The Indian equity markets have always rewarded investors who have the patience and give investments time to work in the market. We are a fast growing economy with a well-regulated equity market and this combination has translated into wealth creation through publicly listed firms. In addition, we believe that a factor-based investment approach has the potential of outperforming the benchmark over the long term as well. Our research suggests that a factor-based approach would have delivered superior risk-adjusted returns in the past and we expect that to continue in the future.
Can you highlight the strategy behind factor investing? How does the consistency of factors relate to the world of investing?
Factor investing involves taking exposure to risk-adjusted return premiums that can be harvested over the medium to long term. The most commonly used factors are value, quality, momentum, low volatility and size. These premiums exist due to either strong economic rationale or behavioural anomalies. The value factor is an example of the former and involves buying stocks for cheaper than their intrinsic value and making a return when these stocks appreciate. Momentum factor premiums are behavioural in nature and signify the persistence of stocks with strong price momentum in upward or downward trend. Even though factor premiums can deliver high riskadjusted returns, they are susceptible to cyclicality in their returns in the short term due to various reasons.

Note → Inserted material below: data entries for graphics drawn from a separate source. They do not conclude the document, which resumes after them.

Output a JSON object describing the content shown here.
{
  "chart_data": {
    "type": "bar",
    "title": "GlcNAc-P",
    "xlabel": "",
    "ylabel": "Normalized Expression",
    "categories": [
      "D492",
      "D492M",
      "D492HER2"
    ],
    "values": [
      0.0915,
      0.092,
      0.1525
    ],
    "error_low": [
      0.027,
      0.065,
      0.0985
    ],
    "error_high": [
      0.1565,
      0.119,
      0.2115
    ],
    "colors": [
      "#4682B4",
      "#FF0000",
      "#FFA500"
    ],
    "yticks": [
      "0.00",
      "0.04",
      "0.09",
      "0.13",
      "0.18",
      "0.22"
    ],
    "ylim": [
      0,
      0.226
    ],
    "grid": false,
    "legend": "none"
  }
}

Value stocks may not do as good as growth stocks when the economy is booming and rates are very low with easy credit availability as was the case in the recent past. Factor premiums also tend to have low or negative correlation to each other. So, combining two or more factors in a multi-factor approach provides a smoother risk-adjusted performance through the benefit of diversification. Using global data, many factors have been back-tested over a 100-year period to show the persistence of these premiums over various business cycles and macro events. This consistency gives investors extra comfort as they know that the strategy works over the long term and is a powerful risk-adjusted concept for wealth creation.
Quant funds are ideal for which type of investors? What are the key benefits investors can derive from investing in quant funds?

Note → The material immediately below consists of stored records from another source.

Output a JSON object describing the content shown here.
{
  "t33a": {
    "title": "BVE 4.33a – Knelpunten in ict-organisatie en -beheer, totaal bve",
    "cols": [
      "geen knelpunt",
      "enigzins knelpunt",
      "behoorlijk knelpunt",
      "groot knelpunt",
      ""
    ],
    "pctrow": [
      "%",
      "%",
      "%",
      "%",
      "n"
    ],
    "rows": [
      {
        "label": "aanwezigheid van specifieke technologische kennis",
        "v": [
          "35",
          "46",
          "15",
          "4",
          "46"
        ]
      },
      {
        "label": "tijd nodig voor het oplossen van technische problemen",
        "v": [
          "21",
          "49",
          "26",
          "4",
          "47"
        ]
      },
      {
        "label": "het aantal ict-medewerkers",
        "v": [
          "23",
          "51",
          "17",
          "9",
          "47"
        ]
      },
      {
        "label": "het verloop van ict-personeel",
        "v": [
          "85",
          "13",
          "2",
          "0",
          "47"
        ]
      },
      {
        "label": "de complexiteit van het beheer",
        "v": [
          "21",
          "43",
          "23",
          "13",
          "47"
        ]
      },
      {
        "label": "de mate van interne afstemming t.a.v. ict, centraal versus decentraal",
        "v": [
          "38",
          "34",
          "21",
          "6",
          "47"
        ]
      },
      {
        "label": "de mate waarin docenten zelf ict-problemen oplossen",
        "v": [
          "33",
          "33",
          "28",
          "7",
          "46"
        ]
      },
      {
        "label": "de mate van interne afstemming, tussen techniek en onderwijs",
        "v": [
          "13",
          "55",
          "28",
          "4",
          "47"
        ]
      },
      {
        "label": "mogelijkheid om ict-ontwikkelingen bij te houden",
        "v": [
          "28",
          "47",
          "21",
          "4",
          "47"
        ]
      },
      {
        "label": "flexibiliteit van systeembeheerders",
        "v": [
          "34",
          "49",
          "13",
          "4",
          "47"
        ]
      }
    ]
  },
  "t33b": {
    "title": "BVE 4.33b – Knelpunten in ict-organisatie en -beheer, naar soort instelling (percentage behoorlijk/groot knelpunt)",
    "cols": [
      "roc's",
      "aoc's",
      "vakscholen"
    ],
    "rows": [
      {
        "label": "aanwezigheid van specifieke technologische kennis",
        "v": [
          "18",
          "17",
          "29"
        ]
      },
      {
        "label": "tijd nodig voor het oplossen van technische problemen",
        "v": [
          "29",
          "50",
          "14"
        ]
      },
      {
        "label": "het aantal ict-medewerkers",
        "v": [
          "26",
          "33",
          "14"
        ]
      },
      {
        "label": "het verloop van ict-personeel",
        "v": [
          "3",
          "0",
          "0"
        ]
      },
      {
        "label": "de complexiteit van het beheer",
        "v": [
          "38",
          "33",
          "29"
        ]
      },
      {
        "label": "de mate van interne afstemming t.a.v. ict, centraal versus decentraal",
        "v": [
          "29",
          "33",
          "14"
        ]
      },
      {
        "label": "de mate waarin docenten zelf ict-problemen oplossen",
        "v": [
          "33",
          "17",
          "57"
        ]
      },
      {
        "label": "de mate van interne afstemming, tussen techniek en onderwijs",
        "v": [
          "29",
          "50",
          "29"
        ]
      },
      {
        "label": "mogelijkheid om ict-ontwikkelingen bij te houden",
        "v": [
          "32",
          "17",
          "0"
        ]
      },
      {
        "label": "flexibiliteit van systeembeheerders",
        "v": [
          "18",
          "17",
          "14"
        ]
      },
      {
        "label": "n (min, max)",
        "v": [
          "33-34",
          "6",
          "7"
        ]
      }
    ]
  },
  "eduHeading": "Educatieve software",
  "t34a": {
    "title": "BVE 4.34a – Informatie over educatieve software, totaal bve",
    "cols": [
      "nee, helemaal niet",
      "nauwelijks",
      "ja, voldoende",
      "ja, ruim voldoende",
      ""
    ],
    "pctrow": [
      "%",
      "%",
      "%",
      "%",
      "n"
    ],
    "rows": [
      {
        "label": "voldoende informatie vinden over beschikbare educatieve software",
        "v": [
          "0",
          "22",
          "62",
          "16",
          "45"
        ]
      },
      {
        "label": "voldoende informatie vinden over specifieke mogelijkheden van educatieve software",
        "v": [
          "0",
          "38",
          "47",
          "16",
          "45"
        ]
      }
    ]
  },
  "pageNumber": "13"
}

Quant funds can refer to funds following a variety of strategies using mathematical models. If we look at only the quantitative rule-based factor funds, globally they have been successful for both institutional and retail investors and form a sizable portion of the asset allocation. The key benefit of a rule-based approach is that the emotional bias is eliminated and the strategy can be back-tested over a long period of history. This gives us good insight into how the rules would have performed over various market cycles given there is no inherent bias in picking stocks based on emotional reaction to that moment and given that all the stocks are picked using set parameters. Rule-based funds have proven to generate high risk-adjusted returns and help in the long-term continuous wealth creation for an investor.

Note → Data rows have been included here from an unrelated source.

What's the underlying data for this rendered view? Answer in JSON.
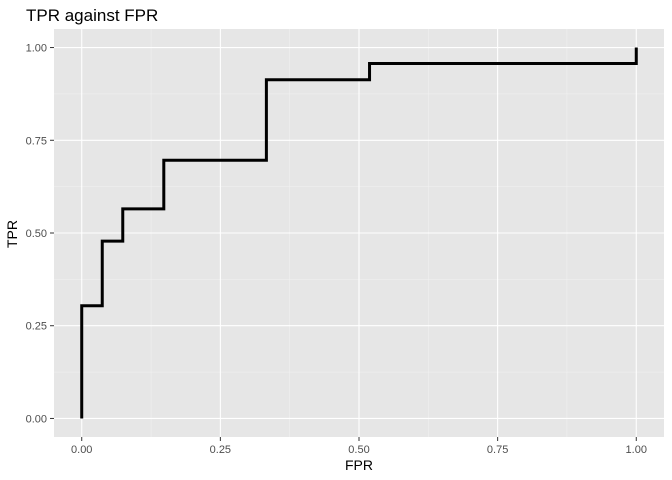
{
  "chart_data": {
    "type": "line",
    "title": "TPR against FPR",
    "xlabel": "FPR",
    "ylabel": "TPR",
    "xlim": [
      -0.05,
      1.05
    ],
    "ylim": [
      -0.05,
      1.05
    ],
    "x_ticks": [
      0,
      0.25,
      0.5,
      0.75,
      1
    ],
    "x_tick_labels": [
      "0.00",
      "0.25",
      "0.50",
      "0.75",
      "1.00"
    ],
    "y_ticks": [
      0,
      0.25,
      0.5,
      0.75,
      1
    ],
    "y_tick_labels": [
      "0.00",
      "0.25",
      "0.50",
      "0.75",
      "1.00"
    ],
    "grid": true,
    "step": true,
    "series": [
      {
        "color": "#000000",
        "points": [
          {
            "x": 0,
            "y": 0
          },
          {
            "x": 0,
            "y": 0.304
          },
          {
            "x": 0.037,
            "y": 0.304
          },
          {
            "x": 0.037,
            "y": 0.478
          },
          {
            "x": 0.074,
            "y": 0.478
          },
          {
            "x": 0.074,
            "y": 0.565
          },
          {
            "x": 0.148,
            "y": 0.565
          },
          {
            "x": 0.148,
            "y": 0.696
          },
          {
            "x": 0.333,
            "y": 0.696
          },
          {
            "x": 0.333,
            "y": 0.913
          },
          {
            "x": 0.519,
            "y": 0.913
          },
          {
            "x": 0.519,
            "y": 0.957
          },
          {
            "x": 1,
            "y": 0.957
          },
          {
            "x": 1,
            "y": 1
          }
        ]
      }
    ]
  }
}
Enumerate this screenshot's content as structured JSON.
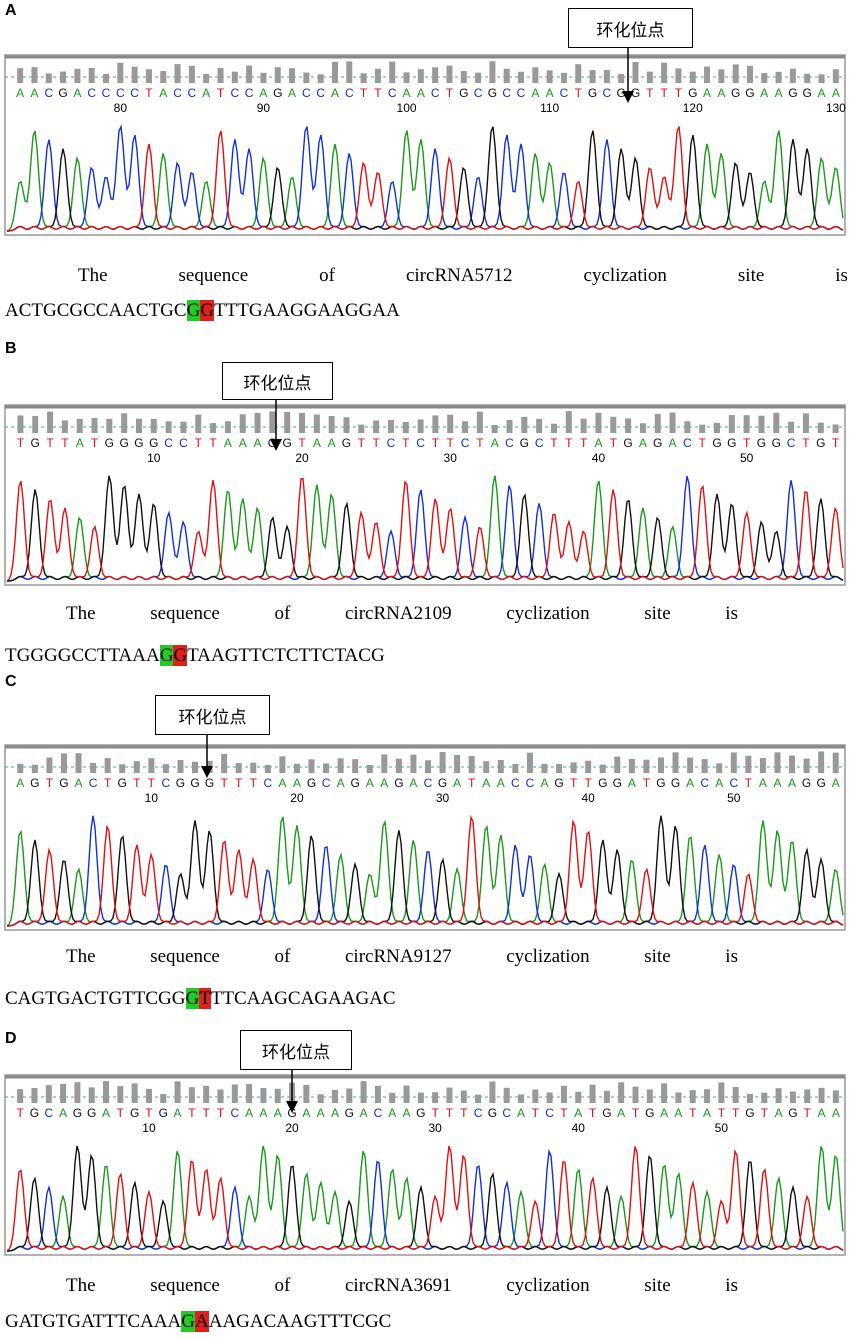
{
  "panels": [
    {
      "label": "A",
      "callout": "环化位点",
      "bases": "AACGACCCCTACCATCCAGACCACTTCAACTGCGCCAACTGCGGTTTGAAGGAAGGAA",
      "positions": [
        80,
        90,
        100,
        110,
        120,
        130
      ],
      "caption": [
        "The",
        "sequence",
        "of",
        "circRNA5712",
        "cyclization",
        "site",
        "is"
      ],
      "sequence": {
        "before": "ACTGCGCCAACTGC",
        "first": "G",
        "second": "G",
        "after": "TTTGAAGGAAGGAA"
      }
    },
    {
      "label": "B",
      "callout": "环化位点",
      "bases": "TGTTATGGGGCCTTAAAGGTAAGTTCTCTTCTACGCTTTATGAGACTGGTGGCTGT",
      "positions": [
        10,
        20,
        30,
        40,
        50
      ],
      "caption": [
        "The",
        "sequence",
        "of",
        "circRNA2109",
        "cyclization",
        "site",
        "is"
      ],
      "sequence": {
        "before": "TGGGGCCTTAAA",
        "first": "G",
        "second": "G",
        "after": "TAAGTTCTCTTCTACG"
      }
    },
    {
      "label": "C",
      "callout": "环化位点",
      "bases": "AGTGACTGTTCGGGTTTCAAGCAGAAGACGATAACCAGTTGGATGGACACTAAAGGA",
      "positions": [
        10,
        20,
        30,
        40,
        50
      ],
      "caption": [
        "The",
        "sequence",
        "of",
        "circRNA9127",
        "cyclization",
        "site",
        "is"
      ],
      "sequence": {
        "before": "CAGTGACTGTTCGG",
        "first": "G",
        "second": "T",
        "after": "TTCAAGCAGAAGAC"
      }
    },
    {
      "label": "D",
      "callout": "环化位点",
      "bases": "TGCAGGATGTGATTTCAAAGAAAGACAAGTTTCGCATCTATGATGAATATTGTAGTAA",
      "positions": [
        10,
        20,
        30,
        40,
        50
      ],
      "caption": [
        "The",
        "sequence",
        "of",
        "circRNA3691",
        "cyclization",
        "site",
        "is"
      ],
      "sequence": {
        "before": "GATGTGATTTCAAA",
        "first": "G",
        "second": "A",
        "after": "AAGACAAGTTTCGC"
      }
    }
  ]
}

Can you shed some light on the significance of following a momentum approach in factor investing?
The momentum factor is a behavioural factor which involves buying stocks that have gone up in value over a defined period of time. The idea behind momentum is that this upward or downward trend would continue for some more time and can be used to generate return. Momentum has worked very well across both developed markets and Indian markets over the past many years. But the factor also comes with a much higher volatility compared to others in the short term, even though it provides a high risk-adjusted return over a long term. It is susceptible to high drawdowns in bearish markets. The factor also has a much lower persistence which means that the portfolio of momentum stocks needs to be churned at a higher interval to capture this premium effectively. Momentum when combined with other factors such as quality or value provides a much smoother risk-adjusted return given the low correlation between the factors.
How should retail investors navigate the current market volatility with mutual funds?
The biggest fear any investor has is the concern of having invested in the peak of the market before it crashes, thus causing significant wealth erosion. Looking at the past markets for guidance, we have already seen that even if an investor was unlucky and invested at the top of all the major market crashes, there was decent wealth creation by being patient over the long term. Our research further shows that by continuing an SIP through the entire market cycle of peaks and troughs, i.e. by being patient and consistent, wealth creation is a distinct possibility. One approach that retail investors could take is by staying on the course with their SIPs through all market conditions even when the markets get volatile. Time in the market has rewarded more generously than timing the market.